In Vietnam you run in a small park in the backpacker district, where rule number three in section one of the park regulations tells you not to “participate in fortune-telling and other evils in the park.” When it becomes clear that you shouldn’t run in the midday sun, on sidewalks, breathing in fumes from the ever-flowing river of motorbikes, you pay 15,000 dong (71 cents) to run in the Saigon Zoo and Botanical Gardens, beneath enormous trees and past an elephant and rhinoceros who, behind their fences, appear nearly catatonic. People look at you because no one else is running. Locals, you are told, run in the early morning, rather than at midday. But at midday you run.
In Laos you run in loops around a small French colonial town, past robed monks at temples, just in front of a dog that is following you. You run and look down at the Mekong river, where kids play on the bank and boats float along. You smell food cooking on grills and see a storm coming over green mountains and you ponder staying there forever, and you run.
In Burma you never run. You walk along dusty, cracked sidewalks, spattered with fresh or dried betel juice, the red spit of the tooth-stained chewers of the addictive betel quid (a betel leaf wrapped around an areca nut and slaked lime, with or without tobacco). You lie down with intense stomach illness for days, aching from lying down but only wanting to lie down. You bike along dusty roads to temples, and you get off your bike because you see a dog that, perhaps, has just been hit by the van moving slowly away up ahead. You stand and watch the dog drag its crippled hind legs through the dust, and you are tempted to approach it but don’t dare approach because you are afraid of rabies, and you’re relieved that the possibility of rabies and the absence of trustworthy medical care give you an perfect excuse to let it be. After watching a while and waiting for the dog to drag itself slowly out of the road, after choking up, you bike onward. In Burma you bike, you walk, you ride on motorbikes, and you travel in buses and cars that drive on the right side of the road even though their steering wheels are also on the right. But in Burma you never run.
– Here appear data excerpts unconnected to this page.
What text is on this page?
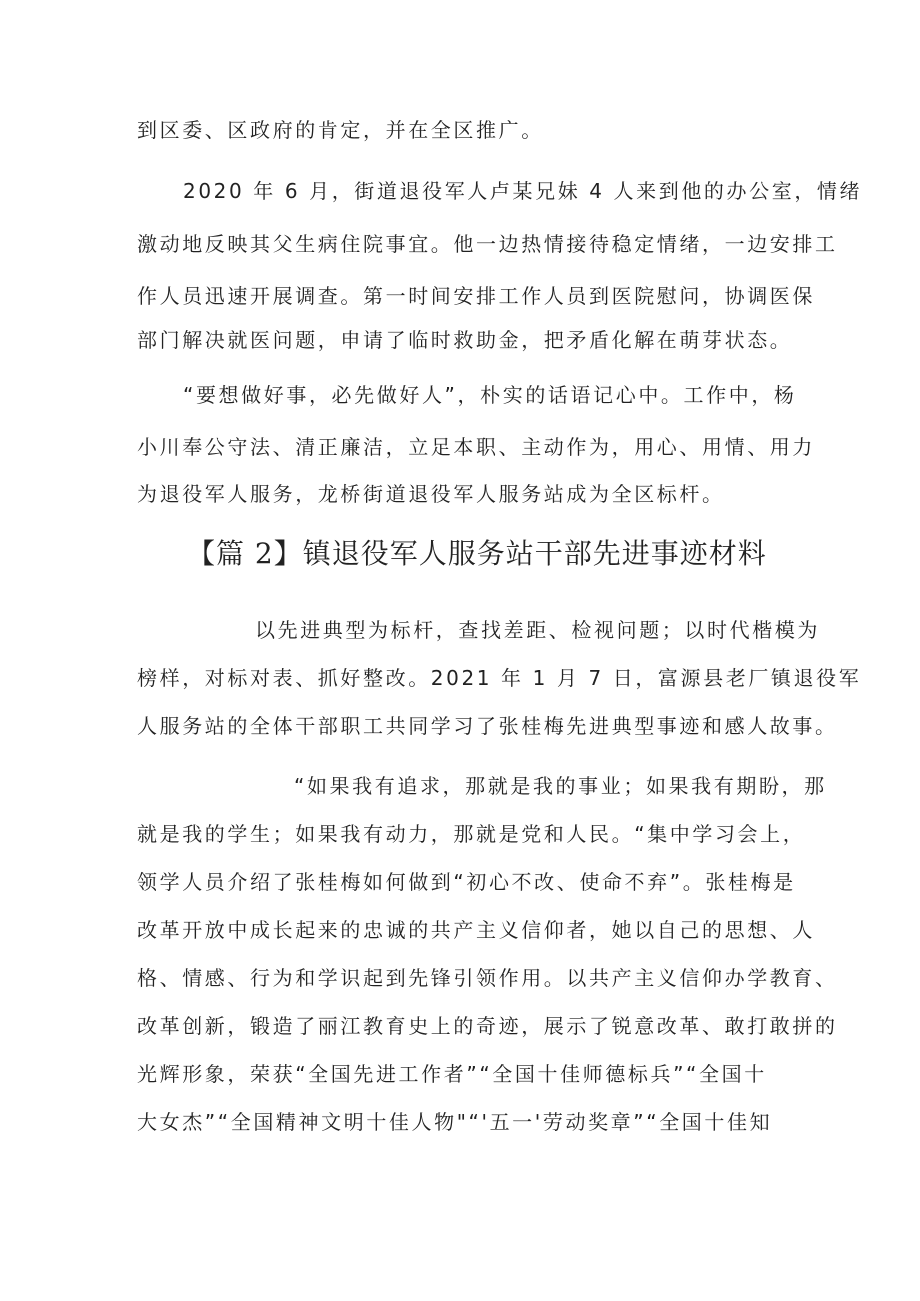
到区委、区政府的肯定，并在全区推广。
2020 年 6 月，街道退役军人卢某兄妹 4 人来到他的办公室，情绪
激动地反映其父生病住院事宜。他一边热情接待稳定情绪，一边安排工
作人员迅速开展调查。第一时间安排工作人员到医院慰问，协调医保
部门解决就医问题，申请了临时救助金，把矛盾化解在萌芽状态。
“要想做好事，必先做好人”，朴实的话语记心中。工作中，杨
小川奉公守法、清正廉洁，立足本职、主动作为，用心、用情、用力
为退役军人服务，龙桥街道退役军人服务站成为全区标杆。
【篇 2】镇退役军人服务站干部先进事迹材料
以先进典型为标杆，查找差距、检视问题；以时代楷模为
榜样，对标对表、抓好整改。2021 年 1 月 7 日，富源县老厂镇退役军
人服务站的全体干部职工共同学习了张桂梅先进典型事迹和感人故事。
“如果我有追求，那就是我的事业；如果我有期盼，那
就是我的学生；如果我有动力，那就是党和人民。“集中学习会上，
领学人员介绍了张桂梅如何做到“初心不改、使命不弃”。张桂梅是
改革开放中成长起来的忠诚的共产主义信仰者，她以自己的思想、人
格、情感、行为和学识起到先锋引领作用。以共产主义信仰办学教育、
改革创新，锻造了丽江教育史上的奇迹，展示了锐意改革、敢打敢拼的
光辉形象，荣获“全国先进工作者”“全国十佳师德标兵”“全国十
大女杰”“全国精神文明十佳人物"“'五一'劳动奖章”“全国十佳知
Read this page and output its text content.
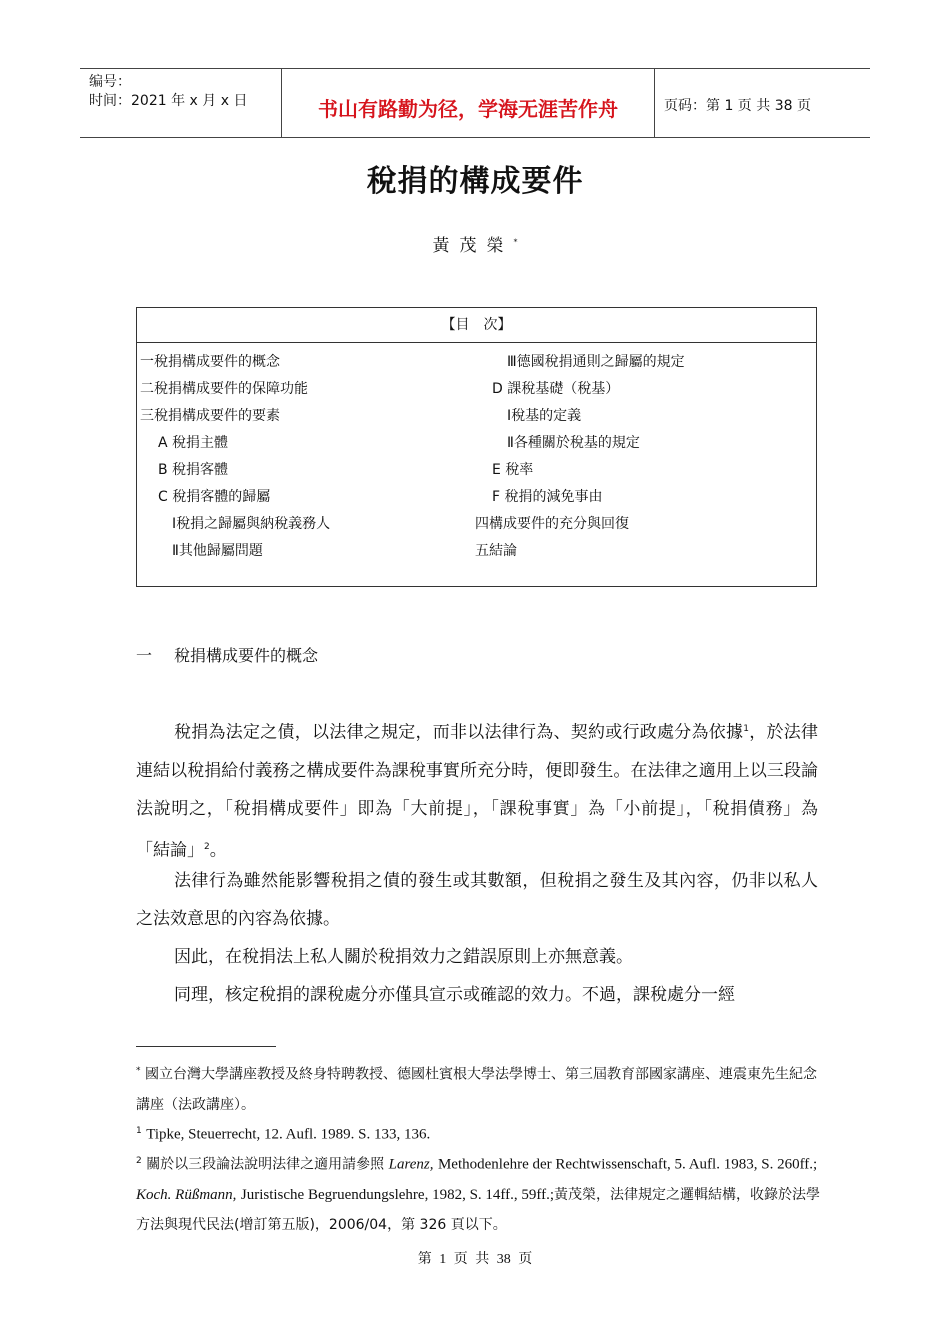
编号：
时间：2021 年 x 月 x 日	书山有路勤为径，学海无涯苦作舟	页码：第 1 页 共 38 页
稅捐的構成要件
黃茂榮*
【目　次】
一稅捐構成要件的概念
二稅捐構成要件的保障功能
三稅捐構成要件的要素
A 稅捐主體
B 稅捐客體
C 稅捐客體的歸屬
Ⅰ稅捐之歸屬與納稅義務人
Ⅱ其他歸屬問題
Ⅲ德國稅捐通則之歸屬的規定
D 課稅基礎（稅基）
Ⅰ稅基的定義
Ⅱ各種關於稅基的規定
E 稅率
F 稅捐的減免事由
四構成要件的充分與回復
五結論
一 稅捐構成要件的概念
稅捐為法定之債，以法律之規定，而非以法律行為、契約或行政處分為依據$^1$，於法律連結以稅捐給付義務之構成要件為課稅事實所充分時，便即發生。在法律之適用上以三段論法說明之，「稅捐構成要件」即為「大前提」，「課稅事實」為「小前提」，「稅捐債務」為「結論」$^2$。
法律行為雖然能影響稅捐之債的發生或其數額，但稅捐之發生及其內容，仍非以私人之法效意思的內容為依據。
因此，在稅捐法上私人關於稅捐效力之錯誤原則上亦無意義。
同理，核定稅捐的課稅處分亦僅具宣示或確認的效力。不過，課稅處分一經
* 國立台灣大學講座教授及終身特聘教授、德國杜賓根大學法學博士、第三屆教育部國家講座、連震東先生紀念講座（法政講座）。
$^1$ Tipke, Steuerrecht, 12. Aufl. 1989. S. 133, 136.
$^2$ 關於以三段論法說明法律之適用請參照 Larenz, Methodenlehre der Rechtwissenschaft, 5. Aufl. 1983, S. 260ff.; Koch. Rüßmann, Juristische Begruendungslehre, 1982, S. 14ff., 59ff.;黃茂榮，法律規定之邏輯結構，收錄於法學方法與現代民法(增訂第五版)，2006/04，第 326 頁以下。
第 1 页 共 38 页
In the French Alps, in the cool early spring, you run along the “cleanest lake in Europe,” gaping at snowcapped peaks, imagining that you’ve died. You run partway up a mountain to a pasture, where you walk past a dog guarding a sheep herd and pass between evergreens to a patch of sunlit grass, where three lambs have escaped their enclosure to feed elsewhere, and across the valley you see the swaths of ice and snow on enormous Mont Blanc. In the Italian Alps, in the summer heat, you run uphill, past Herman Hesse’s home, through a village, through woods, looking down at a lake below and across to jagged mountains. You run and think of the end of the world, which seems to be coming at the end of the summer, when you’ll head west over the ocean.
In New York, you run in Central Park, alongside horse-drawn carriages and bicyclists and so many runners. You run around the park’s vast, tree-lined reservoir, with a blazing sunset across the water to the west and a wall of towers to the south. You run along the Hudson River, past anchored sailboats and enormous cargo ships. You run and think that New York’s old, ornamented buildings and pervasive tone of grey make it the world’s most magnificent cemetery. You run and think of Manhattan—where it seems every square inch has been built—as an enormous space station. You run and think that, if nothing else, you should keep running.